# Chapter 24. MapReduce

Note that MapReduce is designed to be used on very, very large datasets, so the examples here don't really show the best use cases or its true potential.

In [443]:
from __future__ import division
import math, random, re, datetime
from collections import defaultdict, Counter
from functools import partial
from naive_bayes import tokenize

[MapReduce](https://en.wikipedia.org/wiki/MapReduce) is a programming model for performing parallel processing on large data sets.  
Imagine that we have a (very large) collection that we would like to process in some way.  
For example, the items might be website logs, the texts of various books, image files, or anything else.  
A basic version of the MapReduce algorithm consists of the following steps:
1. Use a `mapper` function to turn each item into zero or more key-value pairs. This is often called the `map()` function, but Python already has a function called `map()`, and we don't want to confuse the two.
2. Collect together all of the pairs with identical keys.
3. Use a `reducer()` function on each collection of grouped values to produce output values for the corresponding key.  

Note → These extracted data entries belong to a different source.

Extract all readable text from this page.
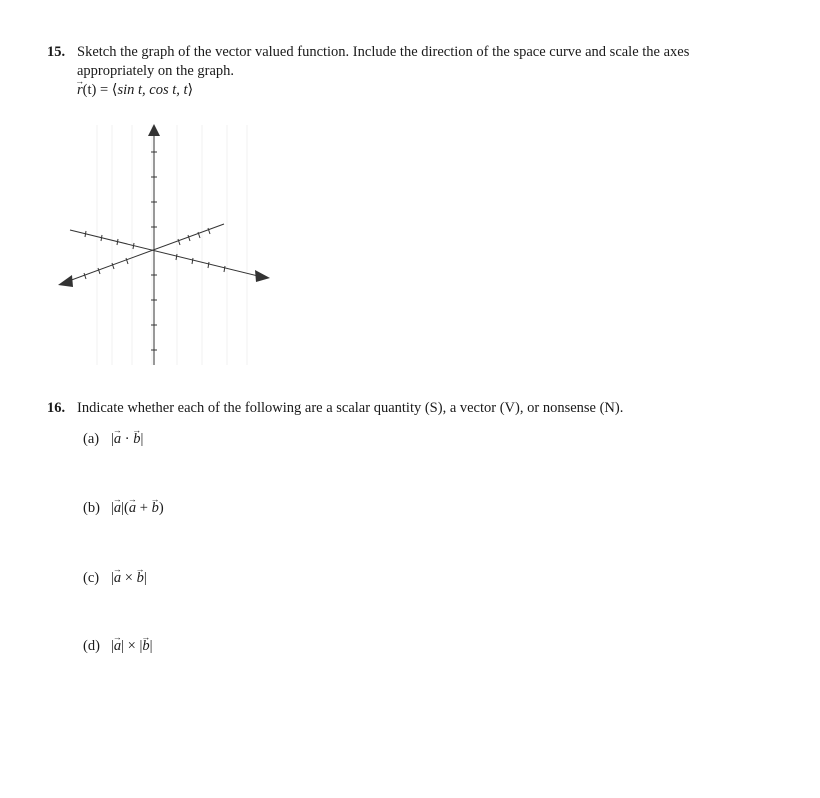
15. Sketch the graph of the vector valued function. Include the direction of the space curve and scale the axes
appropriately on the graph.
r →(t) = ⟨sin t, cos t, t⟩
16. Indicate whether each of the following are a scalar quantity (S), a vector (V), or nonsense (N).
(a) |a → · b →|
(b) |a →|(a → + b →)
(c) |a → × b →|
(d) |a →| × |b →|
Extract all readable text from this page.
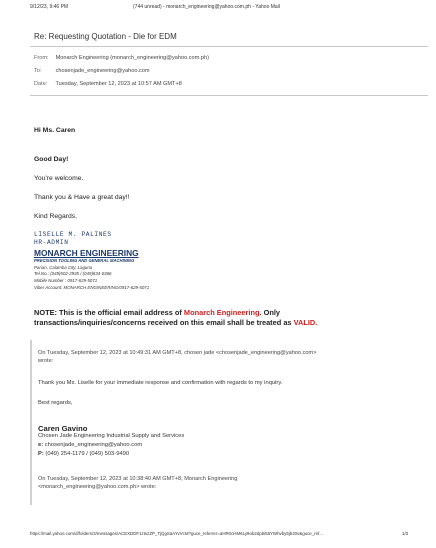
9/12/23, 9:46 PM	(744 unread) - monarch_engineering@yahoo.com.ph - Yahoo Mail
Re: Requesting Quotation - Die for EDM
From: Monarch Engineering (monarch_engineering@yahoo.com.ph)
To:	chosenjade_engineering@yahoo.com
Date: Tuesday, September 12, 2023 at 10:57 AM GMT+8
Hi Ms. Caren
Good Day!
You're welcome.
Thank you & Have a great day!!
Kind Regards,
LISELLE M. PALINES
HR-ADMIN
MONARCH ENGINEERING
PRECISION TOOLING AND GENERAL MACHINING
Parian, Calamba City, Laguna
Tel.No.: (049)502-2935 / (049)834-0366
Mobile Number : 0917-629-5071
Viber Account: MONARCH ENGINEERING/0917-629-5071
NOTE: This is the official email address of Monarch Engineering. Only
transactions/inquiries/concerns received on this email shall be treated as VALID.
On Tuesday, September 12, 2023 at 10:49:31 AM GMT+8, chosen jade <chosenjade_engineering@yahoo.com>
wrote:
Thank you Ms. Liselle for your immediate response and confirmation with regards to my inquiry.
Best regards,
Caren Gavino
Chosen Jade Engineering Industrial Supply and Services
e: chosenjade_engineering@yahoo.com
P: (049) 254-1179 / (049) 503-9490
On Tuesday, September 12, 2023 at 10:38:40 AM GMT+8, Monarch Engineering
<monarch_engineering@yahoo.com.ph> wrote:
https://mail.yahoo.com/d/folders/2/messages/ACEXDDF1ztszZP_TjQgSaAYvVcM?guce_referrer=aHR0cHM6Ly9ob2dpbi55YWhvby5jb20v&guce_ref...	1/3
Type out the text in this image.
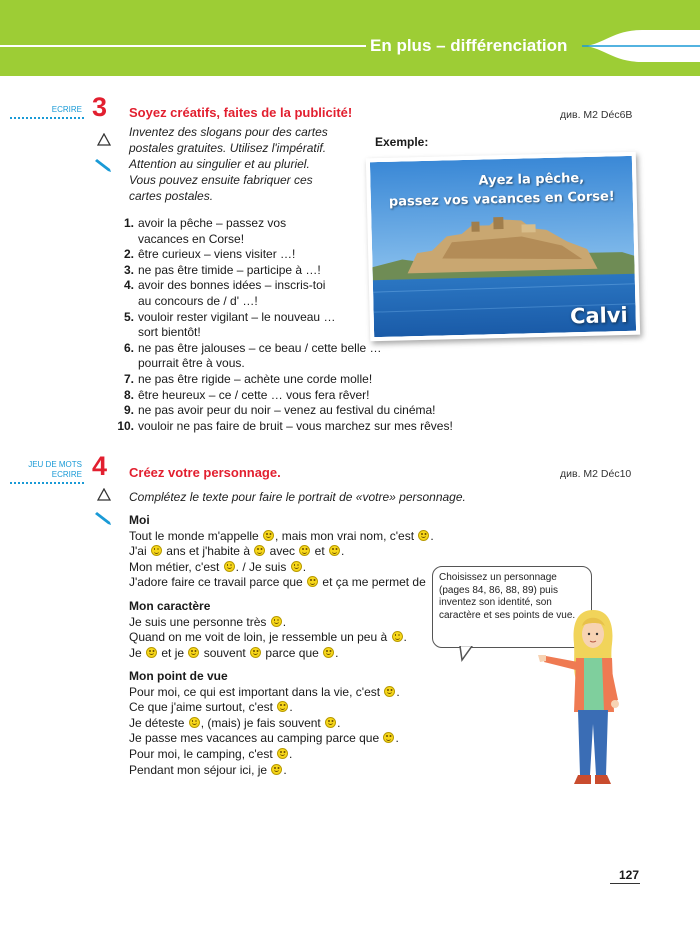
En plus – différenciation
ECRIRE 3 Soyez créatifs, faites de la publicité!	див. М2 Déc6B
Inventez des slogans pour des cartes
postales gratuites. Utilisez l'impératif.
Attention au singulier et au pluriel.
Vous pouvez ensuite fabriquer ces
cartes postales.
Exemple:
Ayez la pêche,
passez vos vacances en Corse!
Calvi
1. avoir la pêche – passez vos
vacances en Corse!
2. être curieux – viens visiter …!
3. ne pas être timide – participe à …!
4. avoir des bonnes idées – inscris-toi
au concours de / d' …!
5. vouloir rester vigilant – le nouveau …
sort bientôt!
6. ne pas être jalouses – ce beau / cette belle …
pourrait être à vous.
7. ne pas être rigide – achète une corde molle!
8. être heureux – ce / cette … vous fera rêver!
9. ne pas avoir peur du noir – venez au festival du cinéma!
10. vouloir ne pas faire de bruit – vous marchez sur mes rêves!
JEU DE MOTS
ECRIRE 4 Créez votre personnage.	див. М2 Déc10
Complétez le texte pour faire le portrait de «votre» personnage.
Moi

Tout le monde m'appelle , mais mon vrai nom, c'est .

J'ai  ans et j'habite à  avec  et .

Mon métier, c'est . / Je suis .

J'adore faire ce travail parce que  et ça me permet de

Mon caractère

Je suis une personne très .

Quand on me voit de loin, je ressemble un peu à .

Je  et je  souvent  parce que .

Mon point de vue

Pour moi, ce qui est important dans la vie, c'est .

Ce que j'aime surtout, c'est .

Je déteste , (mais) je fais souvent .

Je passe mes vacances au camping parce que .

Pour moi, le camping, c'est .

Pendant mon séjour ici, je .

Choisissez un personnage
(pages 84, 86, 88, 89) puis
inventez son identité, son
caractère et ses points de vue.
127
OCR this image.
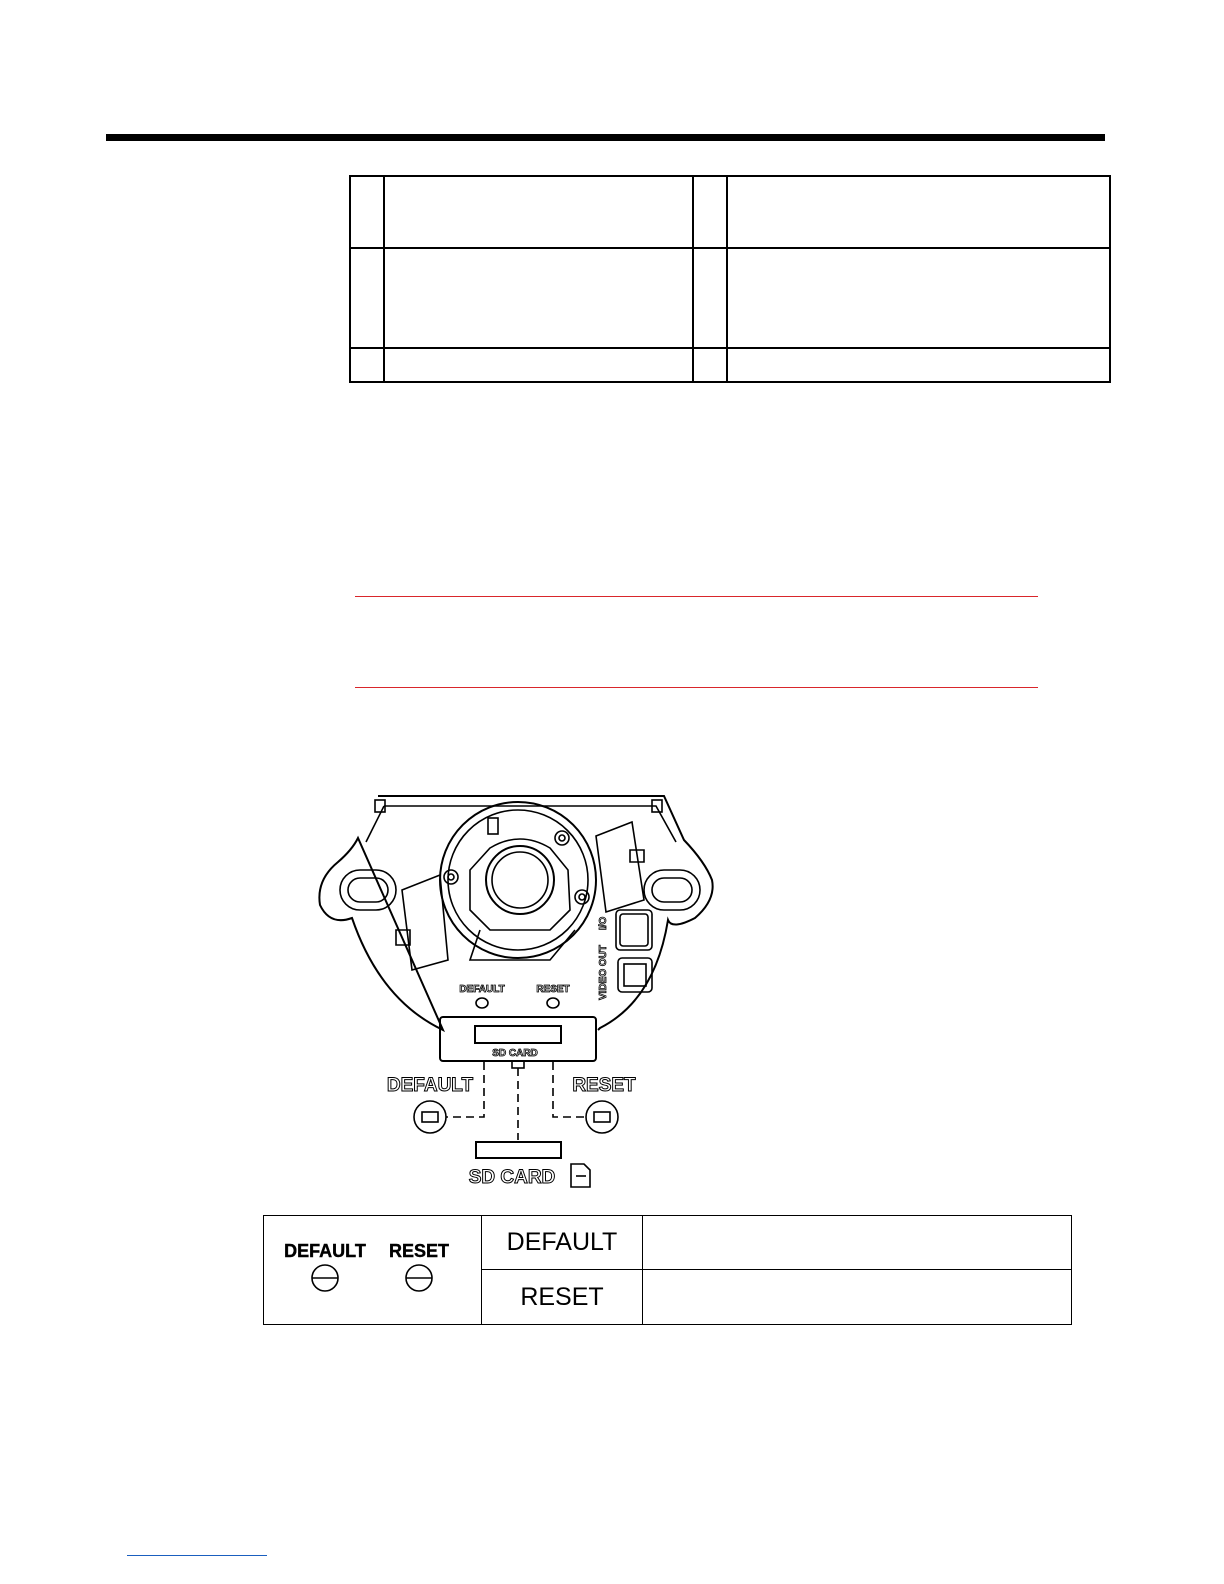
DEFAULT	RESET
SD CARD
VIDEO OUT
I/O
DEFAULT	RESET
SD CARD
DEFAULT RESET	DEFAULT	
	RESET	
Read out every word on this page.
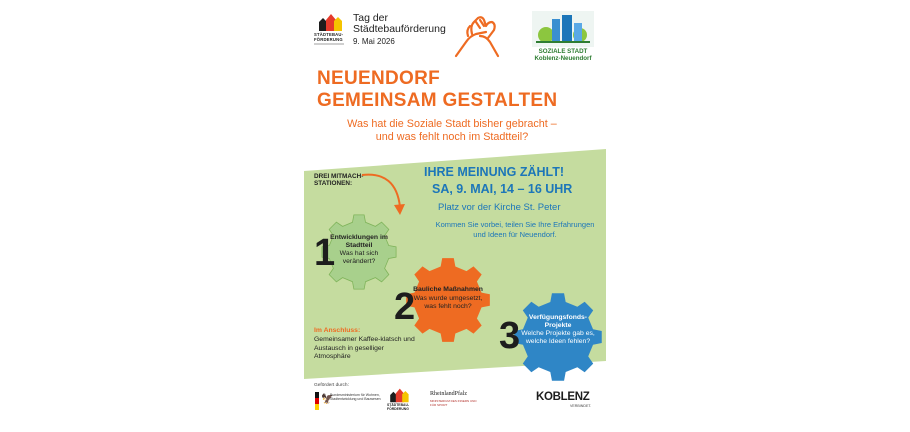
STÄDTEBAU-
FÖRDERUNG
Tag der
Städtebauförderung
9. Mai 2026
SOZIALE STADT
Koblenz-Neuendorf
NEUENDORF
GEMEINSAM GESTALTEN
Was hat die Soziale Stadt bisher gebracht –
und was fehlt noch im Stadtteil?
DREI MITMACH-
STATIONEN:
IHRE MEINUNG ZÄHLT!
SA, 9. MAI, 14 – 16 UHR
Platz vor der Kirche St. Peter
Kommen Sie vorbei, teilen Sie Ihre Erfahrungen und Ideen für Neuendorf.
1
2
3
Entwicklungen im Stadtteil
Was hat sich verändert?
Bauliche Maßnahmen
Was wurde umgesetzt, was fehlt noch?
Verfügungsfonds-Projekte
Welche Projekte gab es, welche Ideen fehlen?
Im Anschluss:
Gemeinsamer Kaffee-klatsch und Austausch in geselliger Atmosphäre
Gefördert durch:
🦅
Bundesministerium für Wohnen, Stadtentwicklung und Bauwesen
STÄDTEBAU-
FÖRDERUNG
RheinlandPfalz
MINISTERIUM DES INNERN UND FÜR SPORT
KOBLENZ
VERBINDET.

Let's examine this process more concretely using an example that involves counting words.

## Example: Word Count

DataSciencester has grown to millions to users!  
This is great for your job security, but it makes routine analyses slightly more difficult.  
For example, your VP of Content wants to know what sorts of things people are talking about in their status updates.  
As a first attempt, you decide to count the words that appear, so that you can prepare a report on the most frequent ones.  
When you only had a few hundred users this was simple to do:

In [444]:
def word_count_old(documents):
    """ word count not using MapReduce """
    return Counter(word
                   for document in documents
                   for word in tokenize(document))

In [445]:
documents = ["data science", "big data", "science fiction"]
word_count_old(documents)

Counter({'big': 1, 'data': 2, 'fiction': 1, 'science': 2})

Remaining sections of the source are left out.